Step Output Filters
Any step that extends the abstract Step
class shipped with
the package, has the where()
and orWhere()
methods to
filter its outputs. Here's an example how to use it:
$json = <<<JSON
{
"queenAlbums": [
{ "title": "Queen", "year": 1973, "charts": { "uk": 24, "us": 83 } },
{ "title": "Queen II", "year": 1974, "charts": { "uk": 5, "us": 49 } },
{ "title": "A Night at the Opera", "year": 1975, "charts": { "uk": 1, "us": 4 } },
{ "title": "A Day at the Races", "year": 1976, "charts": { "uk": 1, "us": 5 } },
{ "title": "The Game", "year": 1980, "charts": { "uk": 1, "us": 1 } },
{ "title": "A Kind of Magic", "year": 1986, "charts": { "uk": 1, "us": 46 } }
]
}
JSON;
$crawler = new MyCrawler();
$crawler->input($json);
$crawler->addStep(
Json::each('queenAlbums', ['title', 'year', 'chartsUK' => 'charts.uk', 'chartsUS' => 'charts.us'])
->where('year', Filter::greaterThan(1979))
->where('chartsUS', Filter::equal(1))
);
As you can see, you always need to provide a Filter
object.
But that shouldn't be too complicated, as there is a static
method for any available filter on that class.
In the example, the result will be only the album "The Game", as it's the only one from the list from after 1979 and reaching #1 in the US charts.

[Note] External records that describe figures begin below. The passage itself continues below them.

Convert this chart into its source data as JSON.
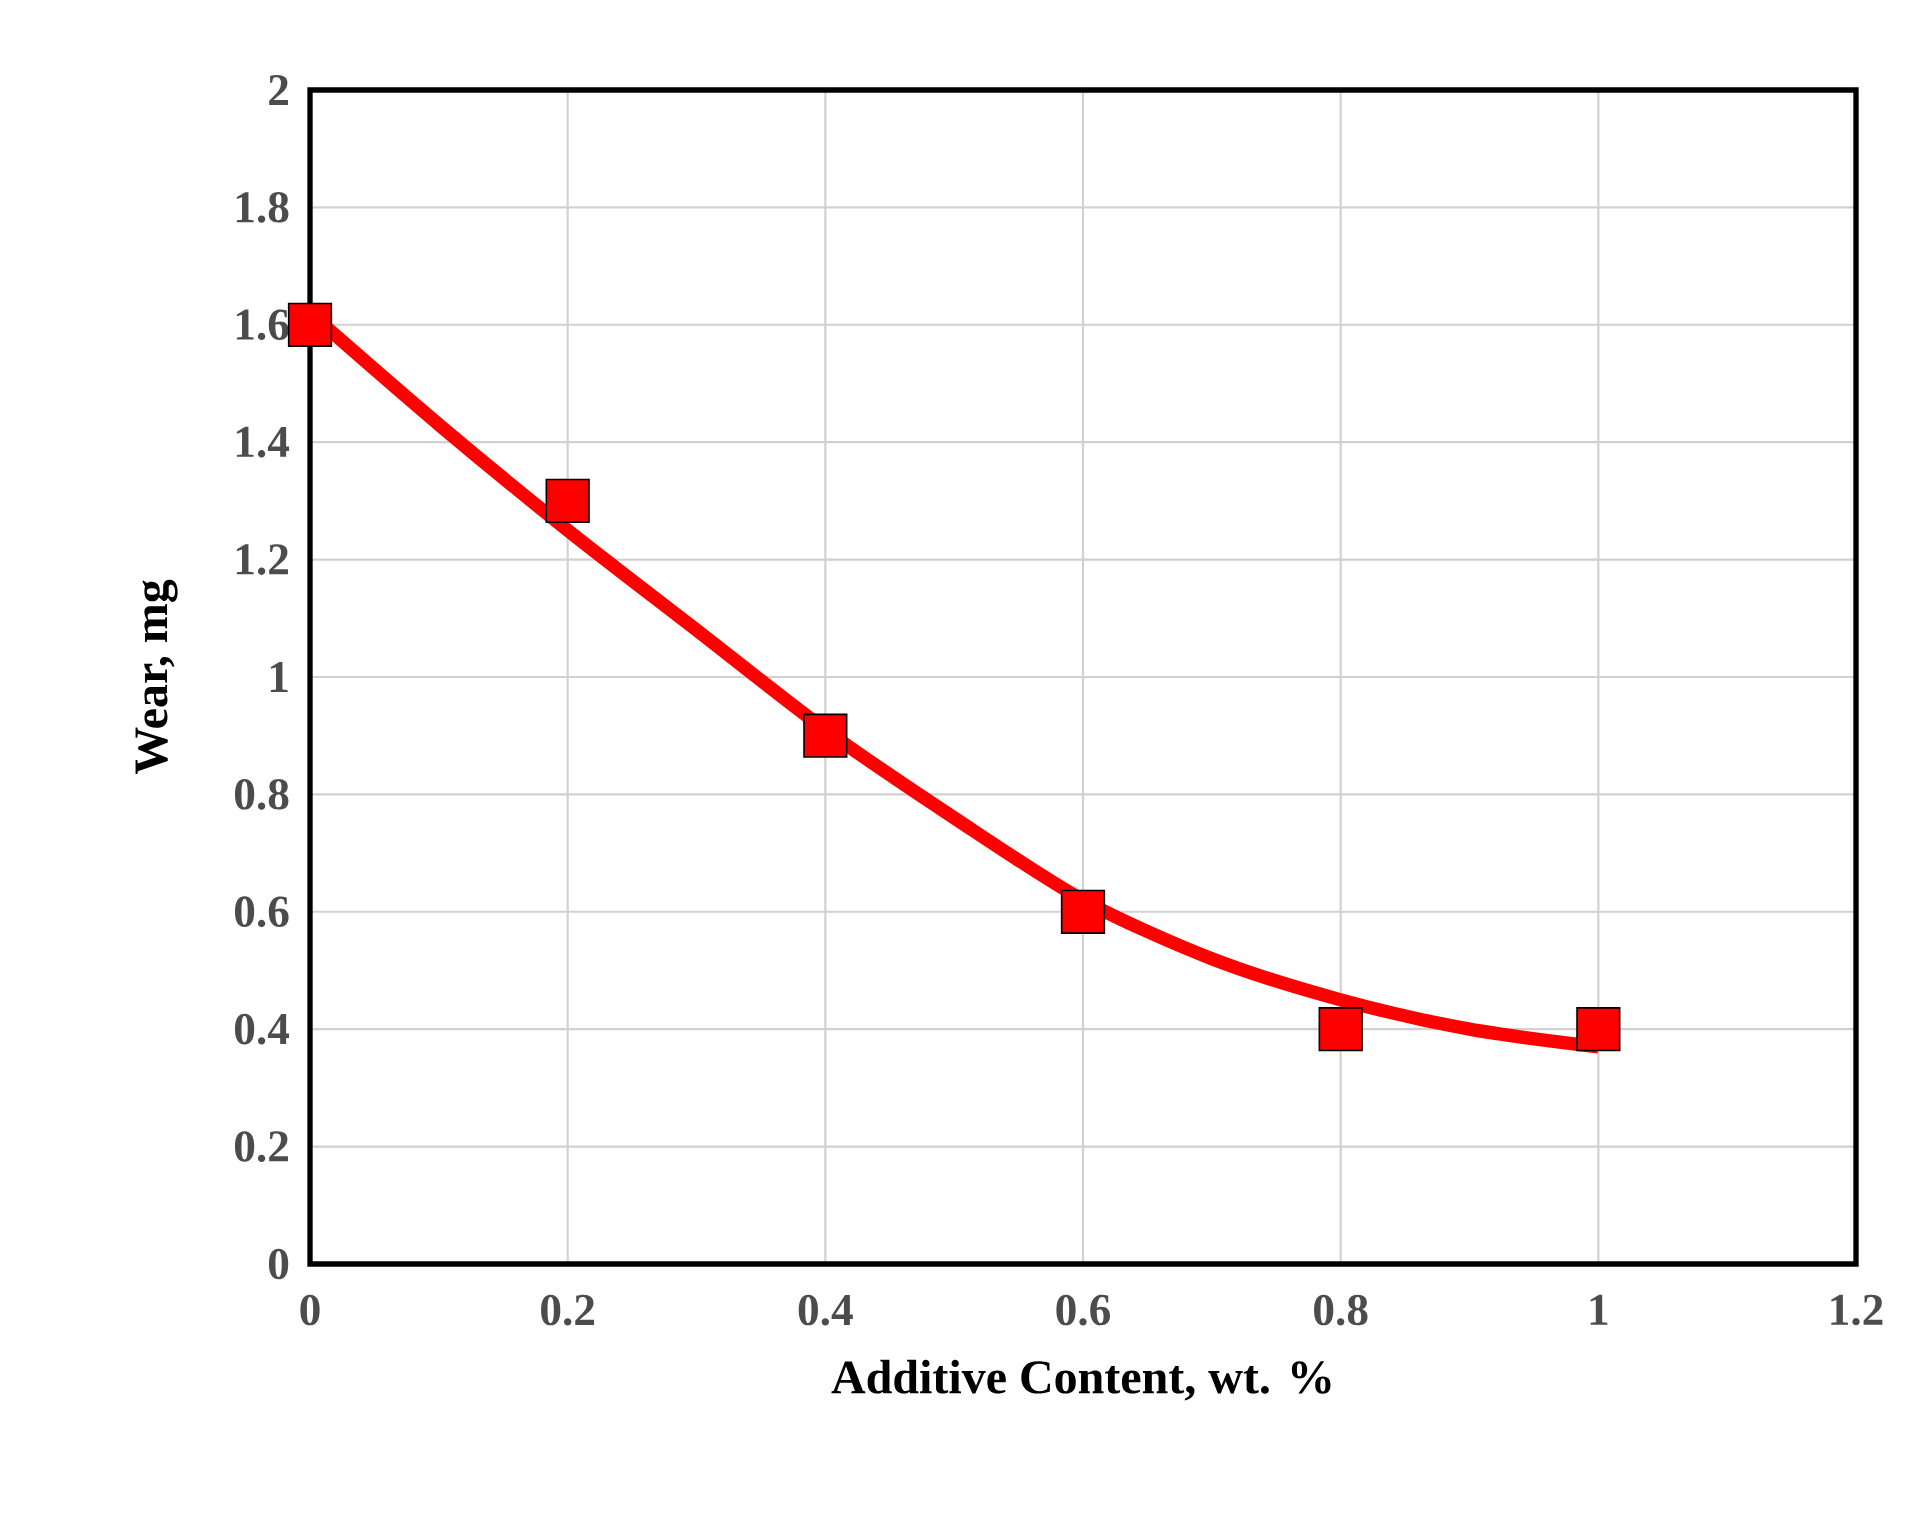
{
  "chart_data": {
    "type": "scatter",
    "xlabel": "Additive Content, wt. %",
    "ylabel": "Wear, mg",
    "xlim": [
      0,
      1.2
    ],
    "xticks": [
      0,
      0.2,
      0.4,
      0.6,
      0.8,
      1,
      1.2
    ],
    "ylim": [
      0,
      2
    ],
    "yticks": [
      0,
      0.2,
      0.4,
      0.6,
      0.8,
      1,
      1.2,
      1.4,
      1.6,
      1.8,
      2
    ],
    "grid": true,
    "series": [
      {
        "type": "line",
        "color": "#ff0000",
        "marker": "none",
        "x": [
          0,
          0.1,
          0.2,
          0.3,
          0.4,
          0.5,
          0.6,
          0.7,
          0.8,
          0.9,
          1
        ],
        "values": [
          1.62,
          1.43,
          1.25,
          1.08,
          0.91,
          0.76,
          0.62,
          0.52,
          0.45,
          0.4,
          0.37
        ]
      },
      {
        "color": "#ff0000",
        "marker": "square",
        "x": [
          0,
          0.2,
          0.4,
          0.6,
          0.8,
          1
        ],
        "values": [
          1.6,
          1.3,
          0.9,
          0.6,
          0.4,
          0.4
        ]
      }
    ]
  }
}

The first parameter is the key in the step's output array
(or object). If the step outputs only a single, non
array/object value, you can just give it only the Filter
:
$crawler->addStep(
Html::getLink('.linkClass')
->where(Filter::urlDomain('crwlr.software'))
);
As mentioned, there is also orWhere
. So in the same
example as above you can also do:
$crawler->addStep(
Json::each('queenAlbums', ['title', 'year', 'chartsUK' => 'charts.uk', 'chartsUS' => 'charts.us'])
->where('year', Filter::greaterThan(1979))
->where('chartsUS', Filter::equal(1))
->orWhere('chartsUK', Filter::equal(1))
);
This will also get "A Kind of Magic" as it was #1 in UK.
Available Filters
Comparison Filters
Filter::equal(mixed $toValue);
Filter::notEqual(mixed $value);
Filter::greaterThan(mixed $value);
Filter::greaterThanOrEqual(mixed $value);
Filter::lessThan(mixed $value);
Filter::lessThanOrEqual(mixed $value);
String Filters
Filter::stringContains(string $string); // uses PHP's str_contains()
Filter::stringStartsWith(string $string) // str_starts_with()
Filter::stringEndsWith(string $string) // str_ends_with()
Url filters
Filter::urlScheme(string $scheme); // e.g. http, https, ftp,...
Filter::urlHost(string $host); // www.crwlr.software
Filter::urlDomain(string $domain); // crwlr.software
Filter::urlPath(string $path); // /exact/path
Filter::urlPathStartsWith(string $pathStart); // /foo